Mirror, mirror...

Qué bonita se ve, con esos cachetes sonrosados y los labios rojos; con toda esa sangre entre sus piernas, sangre que se le escapa de aquella vieja herida, la única, la primera.

Qué ganas de abrirla como un joyero, por la mitad, y robarle las perlas del estómago.

Qué triste tener que pedirte que sonrías, a cámara; qué triste, y qué fácil.

Epílogo

Permanece, en este cuerpo, el miedo. A la oscuridad. A lo que podría ser. A la sangre entre las manos. Nada que ver con el miedo al propio cuerpo (a lo que se va por el desagüe), a la asignación de género, a querer hacerse responsable de toda aquella propaganda que atraviesa los cerebros y promete confort a dentelladas. No. En un mundo de ciencia ficción como el que nos atenaza, la farmacopedia ha desplazado a Juno y a Deméter. Tener útero poco tiene ya que ver con la tierra fresca y removida. Con el mito. Con la magia. Tiene que ver con la bendita esclavitud de un sistema de poder, con la desobediencia, con Lilith sindicándose porque no quiere que sus hijas se conformen con una mera reforma del contrato.

Eludir la definición: Soy no-mujer. Soy sistema abierto. Salirse del marco. Escribir desde los márgenes, fuera del cuerpo. Pues hay sed de sangre. Y necesidad de pactos. Despiertas y sin miedo. Resucitadas. Vestidas todas de blanco. Nuclear. Preparamos los lienzos yermos desde donde crear un nuevo y bravo mundo.

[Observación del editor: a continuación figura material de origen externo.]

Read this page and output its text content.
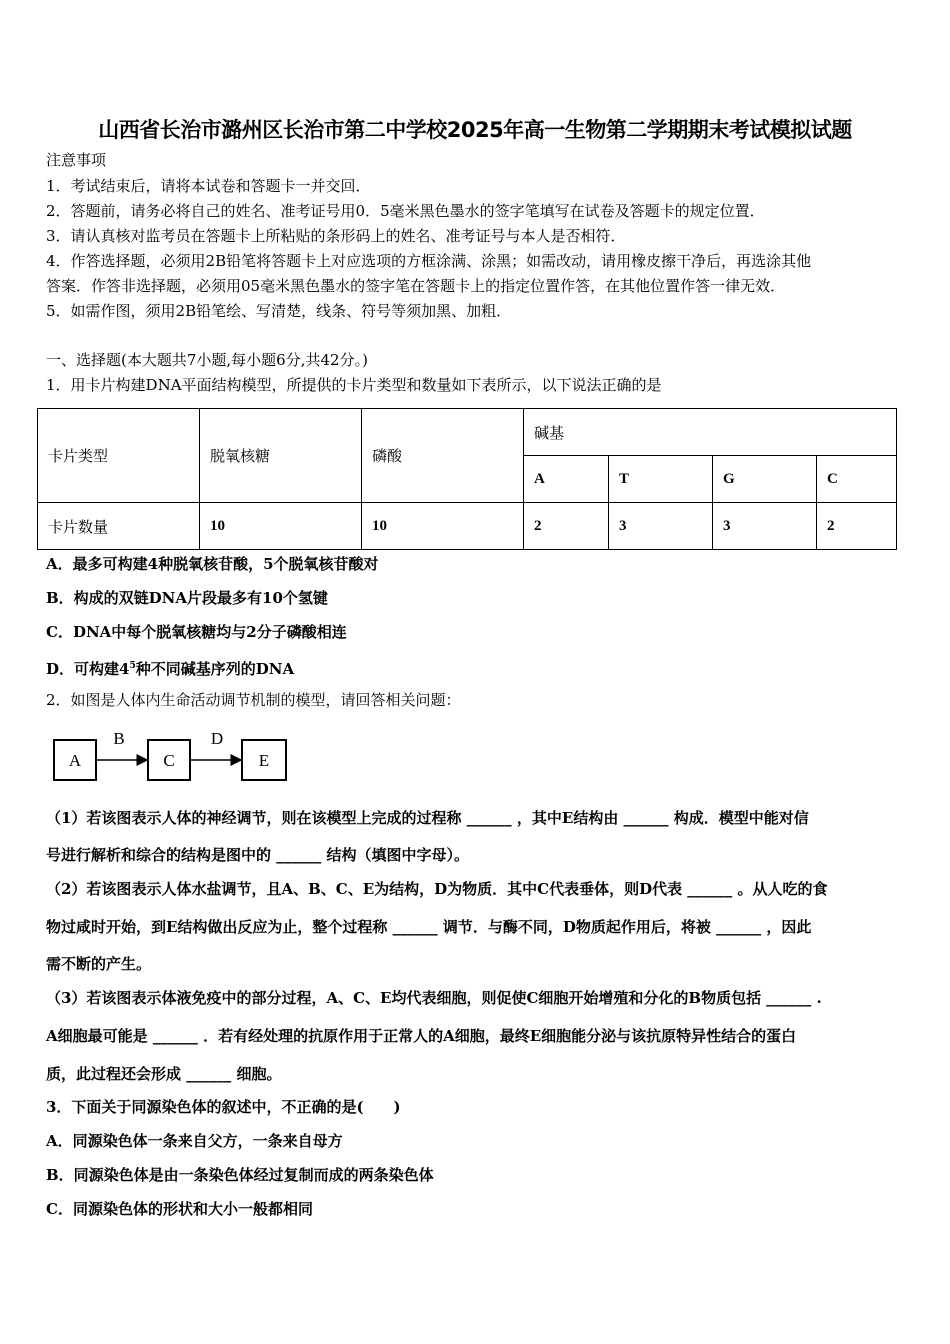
山西省长治市潞州区长治市第二中学校2025年高一生物第二学期期末考试模拟试题
注意事项
1．考试结束后，请将本试卷和答题卡一并交回．
2．答题前，请务必将自己的姓名、准考证号用0．5毫米黑色墨水的签字笔填写在试卷及答题卡的规定位置．
3．请认真核对监考员在答题卡上所粘贴的条形码上的姓名、准考证号与本人是否相符．
4．作答选择题，必须用2B铅笔将答题卡上对应选项的方框涂满、涂黑；如需改动，请用橡皮擦干净后，再选涂其他
答案．作答非选择题，必须用05毫米黑色墨水的签字笔在答题卡上的指定位置作答，在其他位置作答一律无效．
5．如需作图，须用2B铅笔绘、写清楚，线条、符号等须加黑、加粗．
一、选择题(本大题共7小题,每小题6分,共42分。)
1．用卡片构建DNA平面结构模型，所提供的卡片类型和数量如下表所示，以下说法正确的是
卡片类型	脱氧核糖	磷酸	碱基			
			A	T	G	C
卡片数量	10	10	2	3	3	2
A．最多可构建4种脱氧核苷酸，5个脱氧核苷酸对
B．构成的双链DNA片段最多有10个氢键
C．DNA中每个脱氧核糖均与2分子磷酸相连
D．可构建$4^5$种不同碱基序列的DNA
2．如图是人体内生命活动调节机制的模型，请回答相关问题：
A	C	E
B	D
（1）若该图表示人体的神经调节，则在该模型上完成的过程称 ______ ，其中E结构由 ______ 构成．模型中能对信
号进行解析和综合的结构是图中的 ______ 结构（填图中字母）。
（2）若该图表示人体水盐调节，且A、B、C、E为结构，D为物质．其中C代表垂体，则D代表 ______ 。从人吃的食
物过咸时开始，到E结构做出反应为止，整个过程称 ______ 调节．与酶不同，D物质起作用后，将被 ______ ，因此
需不断的产生。
（3）若该图表示体液免疫中的部分过程，A、C、E均代表细胞，则促使C细胞开始增殖和分化的B物质包括 ______ .
A细胞最可能是 ______ ．若有经处理的抗原作用于正常人的A细胞，最终E细胞能分泌与该抗原特异性结合的蛋白
质，此过程还会形成 ______ 细胞。
3．下面关于同源染色体的叙述中，不正确的是(　　)
A．同源染色体一条来自父方，一条来自母方
B．同源染色体是由一条染色体经过复制而成的两条染色体
C．同源染色体的形状和大小一般都相同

El talento como metralla orgánica. No es venganza; es empuñar el verbo, asumir el instinto y abrir en canal al enemigo. Frente al espejo.

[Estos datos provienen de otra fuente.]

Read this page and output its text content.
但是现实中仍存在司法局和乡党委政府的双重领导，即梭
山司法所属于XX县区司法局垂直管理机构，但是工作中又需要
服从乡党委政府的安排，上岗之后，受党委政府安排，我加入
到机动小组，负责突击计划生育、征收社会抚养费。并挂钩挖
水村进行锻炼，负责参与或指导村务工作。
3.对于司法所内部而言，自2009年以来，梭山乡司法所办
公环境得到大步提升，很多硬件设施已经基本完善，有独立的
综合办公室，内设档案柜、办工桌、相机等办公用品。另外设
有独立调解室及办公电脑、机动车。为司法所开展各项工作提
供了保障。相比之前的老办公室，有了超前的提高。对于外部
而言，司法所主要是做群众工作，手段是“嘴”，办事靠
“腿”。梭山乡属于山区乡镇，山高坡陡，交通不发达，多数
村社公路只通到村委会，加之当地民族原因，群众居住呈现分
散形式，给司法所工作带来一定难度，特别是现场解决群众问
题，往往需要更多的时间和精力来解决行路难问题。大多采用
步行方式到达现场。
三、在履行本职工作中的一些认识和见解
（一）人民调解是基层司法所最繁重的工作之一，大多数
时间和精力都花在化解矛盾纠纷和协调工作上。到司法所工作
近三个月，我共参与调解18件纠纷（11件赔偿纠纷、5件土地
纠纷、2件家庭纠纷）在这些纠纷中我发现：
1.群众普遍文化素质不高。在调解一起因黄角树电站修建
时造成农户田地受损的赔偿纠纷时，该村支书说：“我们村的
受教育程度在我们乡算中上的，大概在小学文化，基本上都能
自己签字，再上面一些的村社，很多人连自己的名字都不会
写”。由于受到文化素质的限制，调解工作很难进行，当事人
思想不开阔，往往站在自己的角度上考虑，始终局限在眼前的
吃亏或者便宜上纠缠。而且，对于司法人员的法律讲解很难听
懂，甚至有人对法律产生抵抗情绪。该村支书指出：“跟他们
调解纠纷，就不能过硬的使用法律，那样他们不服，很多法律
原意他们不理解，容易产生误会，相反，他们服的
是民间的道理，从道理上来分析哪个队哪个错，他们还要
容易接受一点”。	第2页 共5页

*Sangrantes. Origami, 2012. 

Doble o nada

Salgo de casa. De casa. Salgo. Porque escribir es como llorar. Muy alto. Llorar. Muy triste. Sobre el televisor. Sobre una agenda.  Sobre toda esa mierda tan bien estructurada. Huyo. De casa. Después de que me llames, y me digas. Después de que me escupas. Mentiras. Con la mina clavada. Bajo la piel. Los dedos sobre las teclas. Estos dedos, estas teclas. Los tristes dedos que me meto en mi triste hueco, ahora sobre las teclas. Antes sosteniendo un pincel, y un lápiz. De ojos. De ojeras. Dibujar el cansancio en este marco, que es espejo, que es dolor de muelas. Que es entrada y a la vez infierno. Personal. El maldito reflejo. Estúpido, sumiso y fiel. Ligado a tu abismo. Sujeto a toda esa tinta derramada, sobre la cama. Sobre este cuaderno. Sobre mi espalda. Corro. Por la calle. Creo que vuelo, pero solo es el viento, que me muerde. Solo el recuerdo, que me mata. Un poco, solo un poco. Y entro, en una papelería. Compro. Dos lápices 2B. Siento. Que resucito. Miento.

I want to believe

Un corazón sonrosado quiero cenar si mañana me voy a morir. Un corazón sonrosado quiero cenar si faltan cien años para el fin. Y dejar de gotear. Dejar de latir. Dejar de gritar. Hacia dentro. Entre tantas deudas mal enunciadas. Entre toda esta tristeza que no termina de irse por el desagüe. Pierna abajo viajan las cuentas que no cuadran, las tildes mal puestas, el dolor intermitente que, por mucho que rece, no cesa. 

Creo. En el presente que se desangra. En los labios que lo contienen. En este tic, tac que amaga con salirse de mi pecho de quinceañera.

Veo. Esa imagen rota, de ti, e imagino un mañana que nos sostenga. Tal vez. Que nos comprenda. Al fin. Que no se pierda entre todos estos eclipses traviesos, sangrantes; crueles y tiernos.

Pienso. En la posibilidad de una isla. En quererte hasta el hueso. En la realidad transitiva que es amar. A lo bestia. Sin piedad.

Siento. Que no hay futuro en este parque de atracciones. Que querer no es cambiar una montaña rusa por un ramo de flores. Muertas. Que el dolor que nos define poco tiene que ver con esta herida abierta de la que se alimentan carroñeros que no pueden -no quieren- esperar. A que nuestros cadáveres se descompongan. A que el recuerdo quede hecho cenizas. A que nos abrasemos en este rojo amanecer que amenaza con no acabar. Nunca. Nunca. Nunca. Jamás.